Aqueles que não foram mortos foram transformados em escravos para impedi-los de continuar nesses displays malignos de culto ao diabo. Eles foram escravizados como punição por profanar a terra.

Em 1 Reis 9:21, a palavra abad foi traduzida na versão King James como serviço de escravo. Os amonitas, hititas, perizitas, heveus e jebuseus que sobraram foram feitos por Salomão como tributo de serviço de escravo até hoje. A NVI usa as palavras trabalho escravo.

O rei Davi também fez com que os edomitas que ele conquistou fossem sujeitos a ele.

Os israelitas que foram feitos escravos como punição por crimes eventualmente foram libertados depois que sua sentença terminou. Os estrangeiros nunca foram libertados devido à intensidade de seus crimes, mas ainda eram tratados humanamente.

Deus continuou a lembrar os israelitas do valor da vida humana. A pena de morte foi dirigida contra qualquer pessoa que tirasse a vida de outra pessoa, escrava ou livre.

Escravidão no Novo Testamento

Muitos escritores do Novo Testamento implicaram que eram servos de Cristo, o que significa que se dedicaram voluntariamente a seguir seu estilo de vida. Eles não foram forçados a obedecer a Deus, mas usaram essa terminologia para indicar que Cristo era seu Mestre.

Em Filemom 1:15-16, Paulo escreve a Filemom, o dono de escravos, pedindo que ele receba de volta um escravo fugitivo com compaixão em vez de punição.

Precisamos também ver aqui que este é um homem grego não sob a lei de Moisés. Mas Paulo o admoesta como um irmão cristão a agir favoravelmente para com seu servo falecido de acordo com o ensino bíblico do amor de Cristo.

Paulo também se ofereceu para pagar quaisquer dívidas contraídas por Onésimo, o escravo.

Servos de Cristo

Jesus Cristo, que era e é Deus, estava disposto a deixar de lado os benefícios da divindade por um tempo para se tornar um servo para nós. Ele mostrou aos seus discípulos o que era verdadeira servidão lavando seus pés. Suas lições nos ensinam que ser um servo não é necessariamente trabalho físico (embora possa ser), mas uma atitude de submissão para fazer o que é melhor para a outra pessoa.

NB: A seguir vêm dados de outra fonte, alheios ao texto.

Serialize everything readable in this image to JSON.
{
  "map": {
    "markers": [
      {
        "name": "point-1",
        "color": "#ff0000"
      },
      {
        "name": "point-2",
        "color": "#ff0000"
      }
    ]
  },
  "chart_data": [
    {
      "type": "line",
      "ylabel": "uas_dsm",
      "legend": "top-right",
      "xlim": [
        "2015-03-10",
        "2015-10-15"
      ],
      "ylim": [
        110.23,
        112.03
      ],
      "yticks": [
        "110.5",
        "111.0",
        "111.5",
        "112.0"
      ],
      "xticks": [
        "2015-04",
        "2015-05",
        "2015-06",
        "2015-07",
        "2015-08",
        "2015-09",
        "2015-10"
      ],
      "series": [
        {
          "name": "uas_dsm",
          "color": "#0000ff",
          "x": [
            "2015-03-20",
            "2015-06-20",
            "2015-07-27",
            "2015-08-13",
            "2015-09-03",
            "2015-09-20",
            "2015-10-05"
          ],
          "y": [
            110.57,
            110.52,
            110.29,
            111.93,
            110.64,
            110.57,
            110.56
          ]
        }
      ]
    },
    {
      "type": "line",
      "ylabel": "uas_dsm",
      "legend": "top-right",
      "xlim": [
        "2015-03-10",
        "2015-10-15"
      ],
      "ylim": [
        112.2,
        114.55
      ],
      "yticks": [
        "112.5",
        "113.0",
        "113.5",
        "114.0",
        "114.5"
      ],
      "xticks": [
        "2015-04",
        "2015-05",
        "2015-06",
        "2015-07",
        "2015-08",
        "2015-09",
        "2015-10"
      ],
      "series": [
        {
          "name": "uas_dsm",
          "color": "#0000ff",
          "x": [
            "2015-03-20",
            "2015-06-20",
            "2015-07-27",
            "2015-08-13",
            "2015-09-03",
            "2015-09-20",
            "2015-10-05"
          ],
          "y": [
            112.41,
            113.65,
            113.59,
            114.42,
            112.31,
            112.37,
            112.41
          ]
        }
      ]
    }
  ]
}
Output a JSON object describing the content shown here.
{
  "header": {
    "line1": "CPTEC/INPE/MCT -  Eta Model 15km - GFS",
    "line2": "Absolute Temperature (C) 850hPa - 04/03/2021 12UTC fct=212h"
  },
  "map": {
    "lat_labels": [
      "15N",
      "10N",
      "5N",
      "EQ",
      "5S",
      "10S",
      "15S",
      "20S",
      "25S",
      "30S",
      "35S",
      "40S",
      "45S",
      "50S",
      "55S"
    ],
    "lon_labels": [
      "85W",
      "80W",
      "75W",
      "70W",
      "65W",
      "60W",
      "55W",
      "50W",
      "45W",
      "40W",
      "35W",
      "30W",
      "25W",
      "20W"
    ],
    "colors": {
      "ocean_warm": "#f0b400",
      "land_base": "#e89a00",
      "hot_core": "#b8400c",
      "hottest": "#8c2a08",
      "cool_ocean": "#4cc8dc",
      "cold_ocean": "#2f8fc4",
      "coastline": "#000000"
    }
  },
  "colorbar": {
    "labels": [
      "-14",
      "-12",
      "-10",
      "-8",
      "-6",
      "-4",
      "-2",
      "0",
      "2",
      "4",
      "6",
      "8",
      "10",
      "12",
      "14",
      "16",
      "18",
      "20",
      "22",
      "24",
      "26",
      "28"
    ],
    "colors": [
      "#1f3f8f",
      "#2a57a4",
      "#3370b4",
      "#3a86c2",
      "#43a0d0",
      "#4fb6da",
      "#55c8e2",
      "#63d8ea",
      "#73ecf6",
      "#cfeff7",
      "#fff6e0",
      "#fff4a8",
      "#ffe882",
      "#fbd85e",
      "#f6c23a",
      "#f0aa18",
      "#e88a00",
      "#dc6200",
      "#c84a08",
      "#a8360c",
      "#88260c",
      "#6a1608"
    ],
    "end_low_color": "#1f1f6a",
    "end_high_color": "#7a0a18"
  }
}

Cristo exibiu o ato final de humildade ao se submeter à cruz.

Sendo em forma de Deus, não considerou a igualdade com Deus algo a ser usado em seu próprio benefício; pelo contrário, ele se esvaziou, assumindo a forma de servo, tornando-se semelhante aos homens. E, sendo encontrado em aparência como homem, humilhou-se, tornando-se obediente até a morte, e morte de cruz! (Filipenses 2:6-8)

Como crentes no Senhor, nós também devemos nos considerar servos de Cristo. Não podemos ter um Mestre maior do que o Senhor do céu e da terra.